In reaching its holding, the Court looked to the relevant language of the MSPA. Under the MSPA, private insurers are the primary payers and Medicare is the secondary payer. But the MSPA “permits Medicare to make a conditional payment on behalf of a beneficiary when a primary payer has not promptly paid, and then to seek reimbursement from the primary payer.” The MSPA also allows “a private cause of action which permits private entities such as a healthcare provider to bring a cause of action against a primary payer that has not paid the healthcare provider or has failed to reimburse Medicare.” This action allows a successful plaintiff to receive double damages. The MSPA provides that before a plaintiff can recover under the act’s private cause of action provision, the primary plan’s obligation to pay must be established. The Court noted that an insurance contract automatically establishes a private insurer’s obligation to pay. However, the Court also cautioned that “[t]his does not relieve Plaintiffs of their burden to allege in their complaints, and then subsequently prove with evidence, that Defendants’ valid insurance contracts actually render Defendants responsible for primary payment of the expenses Plaintiffs seek to recover.”

In the instant case, the Court noted that Defendant did not dispute that it had a contractual obligation to pay Plaintiff or to reimburse BCBSM. Defendants argument instead centered on the allegation that Plaintiff was seeking payment from Defendant for amounts not within the contractual obligation of its no-fault policy. Specifically, Defendant argued that “the amount that Plaintiff asserts has not been reimbursed to BCBSM is related to Hutchinson’s medical care for complications from her earlier surgery and not to her fall-related injuries, and therefore the amount is not compensable under the no-fault policy.” In applying the relevant language of the MSPA to Defendant’s argument, the Court concluded that the MSPA provides for a private cause of action for double damages “in the case of a primary plan which fails to provide for primary payment (or appropriate reimbursement).” The MSPA also establishes that when a responsible primary plan does not “promptly meet its obligations,” Medicare is authorized to pay the entire amount and the primary plan is then obligated to reimburse Medicare. “The statute thus provides for recovery of double damages when a primary payer fails to pay or reimburse, but does not provide for double damages for tardy payment.

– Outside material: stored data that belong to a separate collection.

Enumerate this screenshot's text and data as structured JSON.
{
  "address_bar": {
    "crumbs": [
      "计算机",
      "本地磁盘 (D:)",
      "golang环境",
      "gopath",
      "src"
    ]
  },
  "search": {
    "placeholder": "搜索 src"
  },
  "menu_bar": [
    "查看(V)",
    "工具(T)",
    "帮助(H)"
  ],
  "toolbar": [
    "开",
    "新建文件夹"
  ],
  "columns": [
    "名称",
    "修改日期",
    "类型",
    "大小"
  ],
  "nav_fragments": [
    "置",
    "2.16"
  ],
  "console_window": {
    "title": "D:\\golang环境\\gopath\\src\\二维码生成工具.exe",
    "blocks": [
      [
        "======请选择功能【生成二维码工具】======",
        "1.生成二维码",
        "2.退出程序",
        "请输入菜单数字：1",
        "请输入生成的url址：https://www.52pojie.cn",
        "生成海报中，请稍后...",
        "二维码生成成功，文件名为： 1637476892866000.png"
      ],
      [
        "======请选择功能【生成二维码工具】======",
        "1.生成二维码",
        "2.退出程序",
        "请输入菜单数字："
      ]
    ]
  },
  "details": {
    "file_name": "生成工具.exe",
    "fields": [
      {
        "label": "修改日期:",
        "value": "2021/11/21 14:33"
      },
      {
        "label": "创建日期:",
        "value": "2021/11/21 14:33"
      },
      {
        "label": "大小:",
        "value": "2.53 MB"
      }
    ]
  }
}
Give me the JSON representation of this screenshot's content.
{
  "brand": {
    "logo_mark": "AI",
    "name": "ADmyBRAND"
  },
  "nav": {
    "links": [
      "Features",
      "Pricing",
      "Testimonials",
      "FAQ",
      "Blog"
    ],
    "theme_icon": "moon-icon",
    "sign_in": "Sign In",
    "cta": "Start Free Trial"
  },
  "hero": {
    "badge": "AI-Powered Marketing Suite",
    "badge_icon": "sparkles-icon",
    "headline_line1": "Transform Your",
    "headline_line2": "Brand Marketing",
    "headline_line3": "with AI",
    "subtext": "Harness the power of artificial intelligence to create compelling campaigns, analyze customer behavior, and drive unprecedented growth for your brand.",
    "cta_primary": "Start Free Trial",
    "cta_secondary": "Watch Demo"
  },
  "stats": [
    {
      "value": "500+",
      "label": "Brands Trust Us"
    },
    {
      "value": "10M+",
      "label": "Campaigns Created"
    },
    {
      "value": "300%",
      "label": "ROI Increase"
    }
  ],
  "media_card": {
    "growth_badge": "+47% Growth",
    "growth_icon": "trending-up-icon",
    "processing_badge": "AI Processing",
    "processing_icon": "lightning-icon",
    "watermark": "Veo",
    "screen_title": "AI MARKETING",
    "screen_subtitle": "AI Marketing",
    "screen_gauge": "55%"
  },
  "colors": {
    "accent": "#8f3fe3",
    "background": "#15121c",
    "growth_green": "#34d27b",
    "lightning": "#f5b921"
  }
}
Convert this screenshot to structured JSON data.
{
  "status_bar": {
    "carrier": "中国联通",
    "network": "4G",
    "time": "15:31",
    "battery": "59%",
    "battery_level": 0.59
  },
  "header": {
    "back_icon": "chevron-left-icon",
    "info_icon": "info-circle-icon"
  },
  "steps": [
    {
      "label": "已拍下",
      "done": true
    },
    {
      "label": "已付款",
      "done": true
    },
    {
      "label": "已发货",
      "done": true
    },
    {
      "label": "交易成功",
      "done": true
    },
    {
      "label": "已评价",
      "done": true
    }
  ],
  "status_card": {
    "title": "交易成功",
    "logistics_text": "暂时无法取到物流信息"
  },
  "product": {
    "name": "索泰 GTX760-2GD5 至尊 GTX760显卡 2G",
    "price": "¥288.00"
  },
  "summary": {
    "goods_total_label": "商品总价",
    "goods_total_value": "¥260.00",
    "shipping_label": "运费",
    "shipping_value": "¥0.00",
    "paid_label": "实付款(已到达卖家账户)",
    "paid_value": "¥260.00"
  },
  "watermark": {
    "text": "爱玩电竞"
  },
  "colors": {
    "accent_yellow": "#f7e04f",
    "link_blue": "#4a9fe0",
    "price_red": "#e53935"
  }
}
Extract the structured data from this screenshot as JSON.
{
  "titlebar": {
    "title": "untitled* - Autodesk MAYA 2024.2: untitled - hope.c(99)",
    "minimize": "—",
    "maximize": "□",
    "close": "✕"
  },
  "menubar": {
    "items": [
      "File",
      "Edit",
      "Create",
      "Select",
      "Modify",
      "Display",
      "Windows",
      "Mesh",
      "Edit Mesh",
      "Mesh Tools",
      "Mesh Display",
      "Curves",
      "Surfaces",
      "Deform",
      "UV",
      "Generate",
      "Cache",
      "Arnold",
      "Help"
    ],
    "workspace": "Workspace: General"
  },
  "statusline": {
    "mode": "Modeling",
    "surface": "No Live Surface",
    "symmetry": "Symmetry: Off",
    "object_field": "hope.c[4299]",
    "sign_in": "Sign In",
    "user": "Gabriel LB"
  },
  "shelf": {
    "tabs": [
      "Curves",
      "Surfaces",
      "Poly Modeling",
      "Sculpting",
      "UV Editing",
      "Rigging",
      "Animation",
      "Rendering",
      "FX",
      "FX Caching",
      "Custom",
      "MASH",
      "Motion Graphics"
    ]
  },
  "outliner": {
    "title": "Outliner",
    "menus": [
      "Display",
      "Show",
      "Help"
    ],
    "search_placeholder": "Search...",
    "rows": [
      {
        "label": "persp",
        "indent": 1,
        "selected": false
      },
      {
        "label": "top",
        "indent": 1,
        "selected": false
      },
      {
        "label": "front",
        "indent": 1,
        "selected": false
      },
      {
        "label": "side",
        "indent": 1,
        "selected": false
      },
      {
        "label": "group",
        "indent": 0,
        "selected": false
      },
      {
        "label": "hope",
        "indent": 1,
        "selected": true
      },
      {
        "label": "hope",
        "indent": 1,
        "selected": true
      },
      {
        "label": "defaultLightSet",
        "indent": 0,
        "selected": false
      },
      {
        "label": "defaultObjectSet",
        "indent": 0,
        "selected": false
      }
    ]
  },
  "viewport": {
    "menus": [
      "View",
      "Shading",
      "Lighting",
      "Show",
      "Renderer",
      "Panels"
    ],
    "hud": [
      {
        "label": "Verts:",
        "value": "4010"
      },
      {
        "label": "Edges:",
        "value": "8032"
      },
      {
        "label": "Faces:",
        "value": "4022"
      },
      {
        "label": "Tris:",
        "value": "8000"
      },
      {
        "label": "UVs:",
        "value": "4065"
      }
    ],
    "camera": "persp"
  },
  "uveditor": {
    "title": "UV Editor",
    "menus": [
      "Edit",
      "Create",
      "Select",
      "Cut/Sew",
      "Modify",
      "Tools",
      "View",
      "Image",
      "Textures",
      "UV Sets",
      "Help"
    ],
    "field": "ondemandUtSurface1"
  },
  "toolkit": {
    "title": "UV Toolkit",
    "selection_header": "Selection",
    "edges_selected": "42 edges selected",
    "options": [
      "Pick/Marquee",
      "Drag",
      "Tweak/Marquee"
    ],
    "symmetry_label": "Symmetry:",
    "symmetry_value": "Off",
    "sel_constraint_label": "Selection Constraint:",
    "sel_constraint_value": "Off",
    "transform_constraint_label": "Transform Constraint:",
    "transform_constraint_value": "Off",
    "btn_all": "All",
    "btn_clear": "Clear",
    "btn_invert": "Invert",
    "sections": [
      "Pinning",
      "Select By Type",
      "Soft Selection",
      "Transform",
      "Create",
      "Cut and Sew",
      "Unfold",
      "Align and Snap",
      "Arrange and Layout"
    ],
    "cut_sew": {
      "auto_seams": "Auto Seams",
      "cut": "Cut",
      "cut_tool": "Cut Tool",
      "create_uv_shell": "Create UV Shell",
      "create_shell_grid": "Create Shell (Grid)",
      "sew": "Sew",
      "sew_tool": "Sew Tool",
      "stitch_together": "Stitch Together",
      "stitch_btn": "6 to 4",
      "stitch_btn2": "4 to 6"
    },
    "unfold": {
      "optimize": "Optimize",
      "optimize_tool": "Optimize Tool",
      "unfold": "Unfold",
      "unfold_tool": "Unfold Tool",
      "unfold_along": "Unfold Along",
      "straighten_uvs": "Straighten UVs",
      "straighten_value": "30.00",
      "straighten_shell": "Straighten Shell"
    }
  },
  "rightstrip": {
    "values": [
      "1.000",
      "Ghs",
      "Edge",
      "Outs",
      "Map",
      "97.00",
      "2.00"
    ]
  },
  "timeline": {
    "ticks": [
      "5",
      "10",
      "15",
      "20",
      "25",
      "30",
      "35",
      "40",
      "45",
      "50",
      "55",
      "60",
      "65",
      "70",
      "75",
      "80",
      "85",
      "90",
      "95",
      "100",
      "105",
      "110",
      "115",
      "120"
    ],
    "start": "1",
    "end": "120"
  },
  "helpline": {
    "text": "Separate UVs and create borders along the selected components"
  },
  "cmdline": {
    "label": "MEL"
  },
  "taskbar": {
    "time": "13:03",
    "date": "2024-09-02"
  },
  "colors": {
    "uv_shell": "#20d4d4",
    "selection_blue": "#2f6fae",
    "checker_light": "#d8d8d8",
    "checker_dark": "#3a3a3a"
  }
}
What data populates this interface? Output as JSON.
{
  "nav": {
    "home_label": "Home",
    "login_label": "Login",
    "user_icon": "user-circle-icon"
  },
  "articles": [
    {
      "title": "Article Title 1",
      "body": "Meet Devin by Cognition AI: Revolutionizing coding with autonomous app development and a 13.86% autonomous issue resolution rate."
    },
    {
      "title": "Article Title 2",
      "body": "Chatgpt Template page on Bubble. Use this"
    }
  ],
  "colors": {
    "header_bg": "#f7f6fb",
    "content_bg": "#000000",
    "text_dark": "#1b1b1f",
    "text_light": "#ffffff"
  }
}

Upon review of the record in this case, we conclude that the trial court did not resolve whether defendant failed to provide primary payment or appropriate reimbursement under the MSPA, and double damages could not be imposed without such a determination.” The Court therefore reversed and remanded, instructing the trial court  to determine whether a genuine issue of material fact exists regarding (1) whether the amount allegedly not reimbursed to BCBSM is compensable under Defendant’s no fault policy, and (2) whether Defendant failed to provide primary payment under the MSPA.